With few state regulations in place, the federal government oversees crane safety, largely through the Occupational Safety and Health Administration (OSHA). One requirement is having a “competent person” to inspect all crane equipment before use. Although few cities require some form of pre-operations inspection, this responsibility currently falls mostly to the employers, who have authority to designate a “competent person” to inspect cranes. Employers are also responsible to make sure all employees (crane operators) are “competent,” “qualified,” or “certified” to perform their tasks; however, there is no set regulation on specific training programs or certifications.
OSHA does recognize NCCCO certification as verification of meeting OSHA training requirements. The NCCCO is a private certifying organization for crane operation. The 15 states and 6 cities that require certification use NCCCO certification.

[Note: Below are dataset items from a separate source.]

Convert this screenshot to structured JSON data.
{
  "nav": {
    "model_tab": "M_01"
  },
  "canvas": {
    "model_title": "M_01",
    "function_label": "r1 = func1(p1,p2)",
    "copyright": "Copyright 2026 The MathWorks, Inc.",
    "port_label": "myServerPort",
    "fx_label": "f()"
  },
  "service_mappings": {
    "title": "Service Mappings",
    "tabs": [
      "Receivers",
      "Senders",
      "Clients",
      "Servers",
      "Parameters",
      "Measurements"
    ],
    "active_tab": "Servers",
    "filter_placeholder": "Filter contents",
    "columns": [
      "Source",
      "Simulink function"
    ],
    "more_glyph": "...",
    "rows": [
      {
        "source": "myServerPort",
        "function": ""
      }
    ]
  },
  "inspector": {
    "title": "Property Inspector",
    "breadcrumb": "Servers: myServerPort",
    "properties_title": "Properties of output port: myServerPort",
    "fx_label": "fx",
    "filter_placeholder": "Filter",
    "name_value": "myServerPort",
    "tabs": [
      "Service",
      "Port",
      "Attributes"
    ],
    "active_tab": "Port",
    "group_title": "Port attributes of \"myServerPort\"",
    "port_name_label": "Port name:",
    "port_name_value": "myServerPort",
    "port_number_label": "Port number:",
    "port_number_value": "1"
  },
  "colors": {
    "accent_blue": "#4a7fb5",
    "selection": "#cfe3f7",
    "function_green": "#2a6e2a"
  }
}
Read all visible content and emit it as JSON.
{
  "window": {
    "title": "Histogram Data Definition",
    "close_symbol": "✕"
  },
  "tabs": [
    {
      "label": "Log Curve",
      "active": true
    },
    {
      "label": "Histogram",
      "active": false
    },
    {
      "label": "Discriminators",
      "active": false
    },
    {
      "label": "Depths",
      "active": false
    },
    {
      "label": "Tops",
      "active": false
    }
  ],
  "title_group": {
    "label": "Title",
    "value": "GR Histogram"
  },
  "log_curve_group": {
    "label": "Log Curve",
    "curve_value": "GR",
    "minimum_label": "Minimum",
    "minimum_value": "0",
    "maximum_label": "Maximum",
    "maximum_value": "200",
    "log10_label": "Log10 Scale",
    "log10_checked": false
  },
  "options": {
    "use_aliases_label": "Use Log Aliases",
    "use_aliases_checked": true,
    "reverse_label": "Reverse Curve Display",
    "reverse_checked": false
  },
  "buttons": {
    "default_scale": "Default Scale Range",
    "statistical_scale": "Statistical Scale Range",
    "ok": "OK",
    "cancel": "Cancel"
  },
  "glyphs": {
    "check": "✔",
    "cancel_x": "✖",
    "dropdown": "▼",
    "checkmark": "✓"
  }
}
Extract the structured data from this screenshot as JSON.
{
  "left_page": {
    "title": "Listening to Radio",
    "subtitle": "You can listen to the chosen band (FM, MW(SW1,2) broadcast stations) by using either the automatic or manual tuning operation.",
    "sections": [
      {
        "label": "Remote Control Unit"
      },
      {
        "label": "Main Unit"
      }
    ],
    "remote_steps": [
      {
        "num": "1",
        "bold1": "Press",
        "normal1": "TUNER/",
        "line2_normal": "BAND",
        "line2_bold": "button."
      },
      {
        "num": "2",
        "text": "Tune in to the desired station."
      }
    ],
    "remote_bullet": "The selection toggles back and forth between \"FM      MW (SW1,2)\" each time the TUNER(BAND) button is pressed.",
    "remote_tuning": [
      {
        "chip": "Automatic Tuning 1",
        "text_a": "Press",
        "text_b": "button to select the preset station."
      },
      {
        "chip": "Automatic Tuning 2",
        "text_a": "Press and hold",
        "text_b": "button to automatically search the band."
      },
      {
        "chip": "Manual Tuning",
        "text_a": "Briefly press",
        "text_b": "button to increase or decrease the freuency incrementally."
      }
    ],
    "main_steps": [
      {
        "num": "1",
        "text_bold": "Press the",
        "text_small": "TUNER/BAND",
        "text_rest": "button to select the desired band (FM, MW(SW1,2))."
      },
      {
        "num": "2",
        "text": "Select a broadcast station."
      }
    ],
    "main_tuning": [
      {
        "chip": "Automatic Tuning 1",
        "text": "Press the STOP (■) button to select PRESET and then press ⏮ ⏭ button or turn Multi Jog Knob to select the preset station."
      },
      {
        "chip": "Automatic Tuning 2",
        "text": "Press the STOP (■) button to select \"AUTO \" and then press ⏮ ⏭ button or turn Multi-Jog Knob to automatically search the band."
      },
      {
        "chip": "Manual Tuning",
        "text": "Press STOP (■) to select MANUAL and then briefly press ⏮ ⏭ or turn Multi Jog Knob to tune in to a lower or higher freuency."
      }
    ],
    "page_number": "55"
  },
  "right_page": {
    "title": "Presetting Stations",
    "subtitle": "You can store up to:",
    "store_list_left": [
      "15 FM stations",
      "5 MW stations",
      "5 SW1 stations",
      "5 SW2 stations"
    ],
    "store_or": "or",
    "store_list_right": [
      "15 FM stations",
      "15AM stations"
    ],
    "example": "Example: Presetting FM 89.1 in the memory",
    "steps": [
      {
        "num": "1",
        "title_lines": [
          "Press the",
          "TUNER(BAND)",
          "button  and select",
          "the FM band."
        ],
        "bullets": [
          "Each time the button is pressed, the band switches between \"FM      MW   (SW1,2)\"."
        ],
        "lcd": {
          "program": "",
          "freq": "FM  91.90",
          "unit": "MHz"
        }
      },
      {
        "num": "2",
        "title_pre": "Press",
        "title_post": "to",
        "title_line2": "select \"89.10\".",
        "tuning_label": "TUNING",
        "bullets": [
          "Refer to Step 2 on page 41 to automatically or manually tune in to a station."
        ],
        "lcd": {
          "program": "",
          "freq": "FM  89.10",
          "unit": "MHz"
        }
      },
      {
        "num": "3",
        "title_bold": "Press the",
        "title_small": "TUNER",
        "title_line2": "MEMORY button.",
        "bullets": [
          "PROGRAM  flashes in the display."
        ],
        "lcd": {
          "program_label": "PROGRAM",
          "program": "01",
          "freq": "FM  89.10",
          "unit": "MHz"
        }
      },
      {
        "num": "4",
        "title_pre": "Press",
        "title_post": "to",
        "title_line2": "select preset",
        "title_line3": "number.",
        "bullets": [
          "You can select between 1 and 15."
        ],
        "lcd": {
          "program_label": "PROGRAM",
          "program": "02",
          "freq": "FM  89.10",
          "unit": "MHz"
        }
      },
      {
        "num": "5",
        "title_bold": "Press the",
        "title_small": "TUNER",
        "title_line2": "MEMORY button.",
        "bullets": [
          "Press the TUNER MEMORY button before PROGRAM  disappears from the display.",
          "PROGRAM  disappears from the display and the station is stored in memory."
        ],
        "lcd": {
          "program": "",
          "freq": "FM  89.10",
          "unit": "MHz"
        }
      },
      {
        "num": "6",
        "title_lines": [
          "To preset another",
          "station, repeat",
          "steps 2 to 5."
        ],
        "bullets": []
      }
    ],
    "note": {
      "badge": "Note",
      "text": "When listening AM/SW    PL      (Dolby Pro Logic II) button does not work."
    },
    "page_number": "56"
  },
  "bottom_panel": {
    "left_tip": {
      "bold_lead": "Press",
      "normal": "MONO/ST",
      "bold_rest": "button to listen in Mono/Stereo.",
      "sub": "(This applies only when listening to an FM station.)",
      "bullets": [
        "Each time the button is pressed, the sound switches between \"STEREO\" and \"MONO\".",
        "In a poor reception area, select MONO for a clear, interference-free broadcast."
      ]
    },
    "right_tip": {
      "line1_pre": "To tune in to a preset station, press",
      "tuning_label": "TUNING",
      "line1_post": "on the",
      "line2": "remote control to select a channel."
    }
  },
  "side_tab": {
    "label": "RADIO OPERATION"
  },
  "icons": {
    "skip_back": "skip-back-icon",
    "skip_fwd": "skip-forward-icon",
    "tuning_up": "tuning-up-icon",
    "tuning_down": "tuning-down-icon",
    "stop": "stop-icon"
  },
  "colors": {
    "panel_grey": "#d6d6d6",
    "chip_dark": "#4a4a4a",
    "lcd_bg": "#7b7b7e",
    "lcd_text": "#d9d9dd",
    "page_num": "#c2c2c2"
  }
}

Miami-Dade County Ordinance
Taking effect March 28, three days after the March 25 accident, this is a local ordinance in the Miami-Dade County. The ordinance was proposed by Audrey Edmonson, County Commissioner of the Crane and Heavy Advisory Committee. The proposal requires trained experts to inspect all crane equipment, the certification of all crane operators, as well as a hurricane preparedness plan. This proposal will ultimately give inspectors and building officials authority to inspect and decide if the cranes safe enough to operate; they will also have authority to revoke or suspend building permits if the cranes fail to meet safety standards.

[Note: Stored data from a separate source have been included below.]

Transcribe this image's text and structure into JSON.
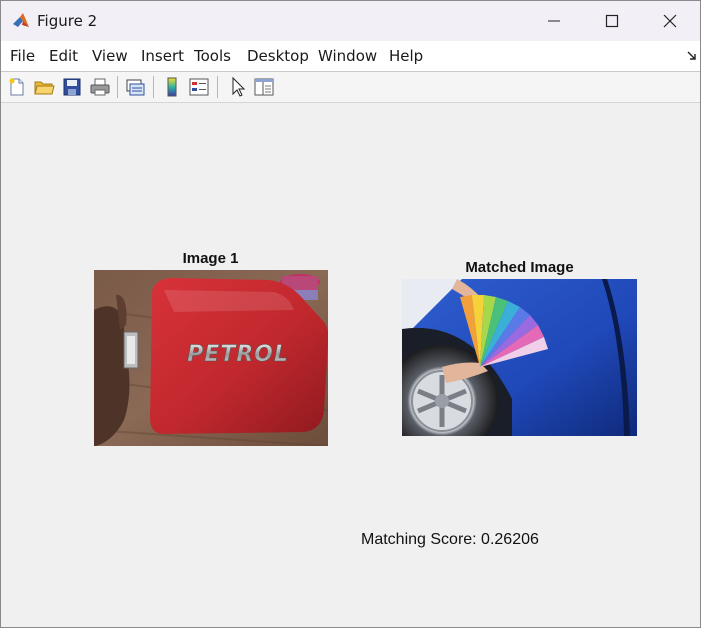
{
  "window": {
    "title": "Figure 2",
    "buttons": [
      "minimize",
      "maximize",
      "close"
    ]
  },
  "menu": {
    "items": [
      "File",
      "Edit",
      "View",
      "Insert",
      "Tools",
      "Desktop",
      "Window",
      "Help"
    ]
  },
  "toolbar": {
    "icons": [
      "new-figure-icon",
      "open-file-icon",
      "save-icon",
      "print-icon",
      "link-plot-icon",
      "colorbar-icon",
      "legend-icon",
      "pointer-icon",
      "property-inspector-icon"
    ]
  },
  "figure": {
    "image1": {
      "title": "Image 1",
      "overlay_text": "PETROL"
    },
    "image2": {
      "title": "Matched Image"
    },
    "score_text": "Matching Score: 0.26206"
  },
  "colors": {
    "titlebar": "#f3eff7",
    "figure_bg": "#f0f0f0",
    "red_panel": "#c0282d",
    "car_blue": "#1f48b8"
  }
}
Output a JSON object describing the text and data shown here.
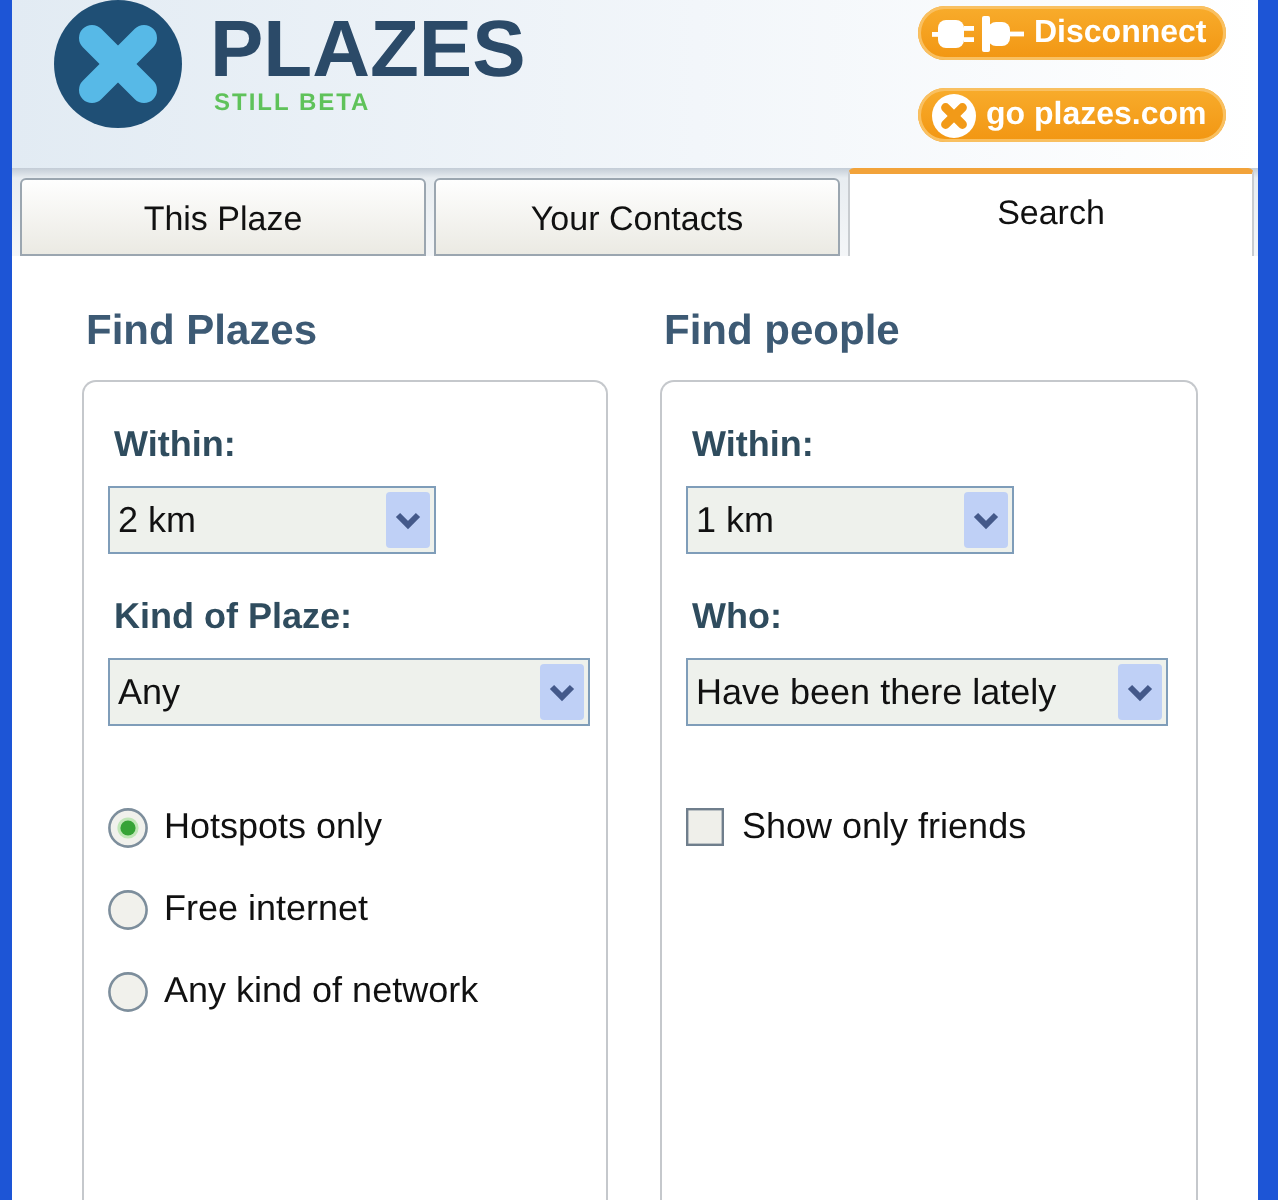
{
  "header": {
    "brand": "PLAZES",
    "tagline": "STILL BETA",
    "buttons": [
      {
        "kind": "disconnect",
        "label": "Disconnect"
      },
      {
        "kind": "link",
        "label": "go plazes.com"
      }
    ]
  },
  "tabs": [
    {
      "label": "This Plaze",
      "selected": false
    },
    {
      "label": "Your Contacts",
      "selected": false
    },
    {
      "label": "Search",
      "selected": true
    }
  ],
  "panels": [
    {
      "title": "Find Plazes",
      "fields": [
        {
          "label": "Within:",
          "value": "2 km"
        },
        {
          "label": "Kind of Plaze:",
          "value": "Any"
        }
      ],
      "options": [
        {
          "kind": "radio",
          "label": "Hotspots only",
          "selected": true
        },
        {
          "kind": "radio",
          "label": "Free internet",
          "selected": false
        },
        {
          "kind": "radio",
          "label": "Any kind of network",
          "selected": false
        }
      ]
    },
    {
      "title": "Find people",
      "fields": [
        {
          "label": "Within:",
          "value": "1 km"
        },
        {
          "label": "Who:",
          "value": "Have been there lately"
        }
      ],
      "options": [
        {
          "kind": "checkbox",
          "label": "Show only friends",
          "checked": false
        }
      ]
    }
  ]
}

This ordinance also defines tower cranes as “permanent structures,” instead of “temporary structures.” This basically means that the cranes have to meet the same safety requirements as high rise buildings, which means there will be more requirements to meet.

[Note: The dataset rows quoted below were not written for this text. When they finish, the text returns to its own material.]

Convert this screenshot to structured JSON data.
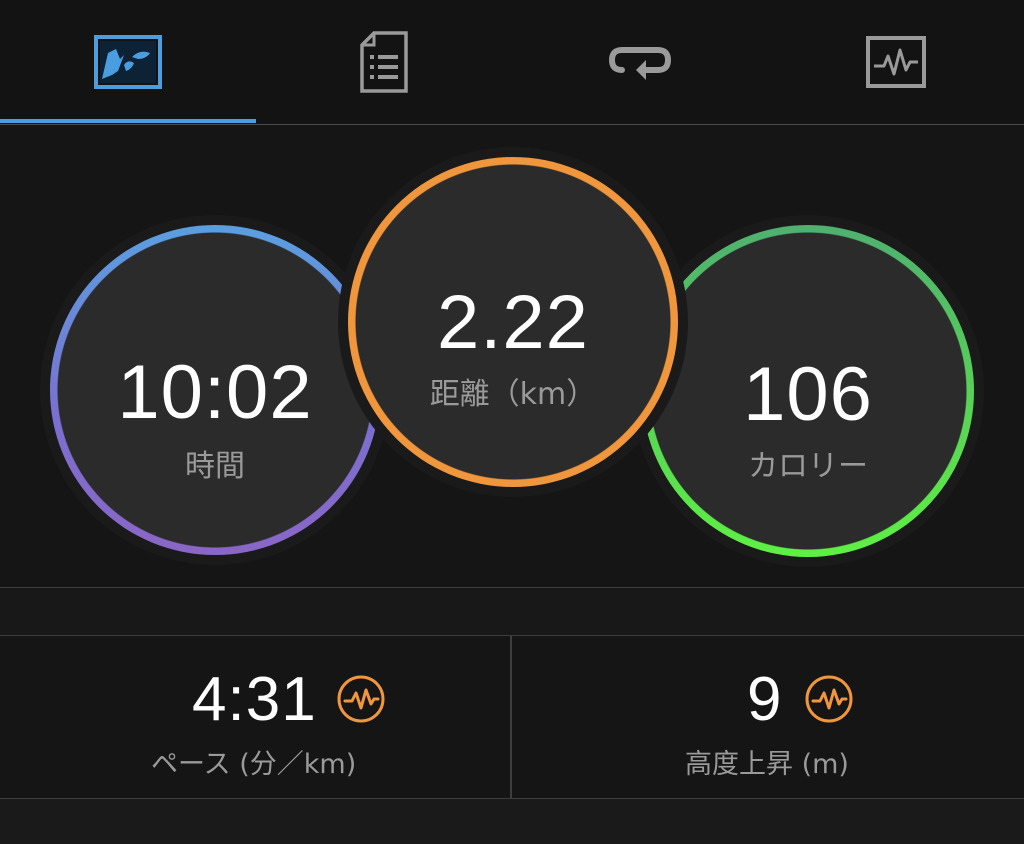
{
  "tabs": [
    {
      "icon": "splash-chart-icon",
      "selected": true
    },
    {
      "icon": "list-document-icon",
      "selected": false
    },
    {
      "icon": "repeat-loop-icon",
      "selected": false
    },
    {
      "icon": "heart-rate-monitor-icon",
      "selected": false
    }
  ],
  "rings": {
    "time": {
      "value": "10:02",
      "label": "時間",
      "color": "#5a9fe0"
    },
    "distance": {
      "value": "2.22",
      "label": "距離（km）",
      "color": "#f0963c"
    },
    "calories": {
      "value": "106",
      "label": "カロリー",
      "color": "#58d356"
    }
  },
  "stats": {
    "pace": {
      "value": "4:31",
      "label": "ペース (分／km)",
      "icon": "heart-rate-wave-icon"
    },
    "elevation": {
      "value": "9",
      "label": "高度上昇 (m)",
      "icon": "heart-rate-wave-icon"
    }
  },
  "colors": {
    "accent_blue": "#4a9ee0",
    "badge_orange": "#f0963c",
    "background": "#151515"
  }
}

Brooklyn Hearing Scheduled for Crane Regulations
On April 29 the City Council’s Housing and Building Committe will hold a hearing to discuss changes in construction site safety at high-rise sites. In light of the Manhattan accident, the participants’ main focus is to ensure that all sites are safe for all workers and the public who walk around the developments on a daily basis.
The Buildings Department also started inspecting all crane sites on March 20. New York City officials have also ordered that inspectors must be on site to raise or lower any cranes.
Other Cities Taking Action
The recent Miami and Manhattan accidents have caused other cities and states to consider modifying their crane operating safety procedures:
- Dallas, TX–officials are in the beginning stages of increasing crane safety
- Stamford, CT–Mayor Dannell Malloy has requested more frequent crane inspections
- Charlotte, NC–has reported 10 crane-related deaths since 1997, and has renewed concerns in crane safety after the Miami and Manhattan accidents.
- Denver, CO–Corkey Wassam, crane operator of 35 years and field representative for Winslow Crane Service, speaks out on crane safety.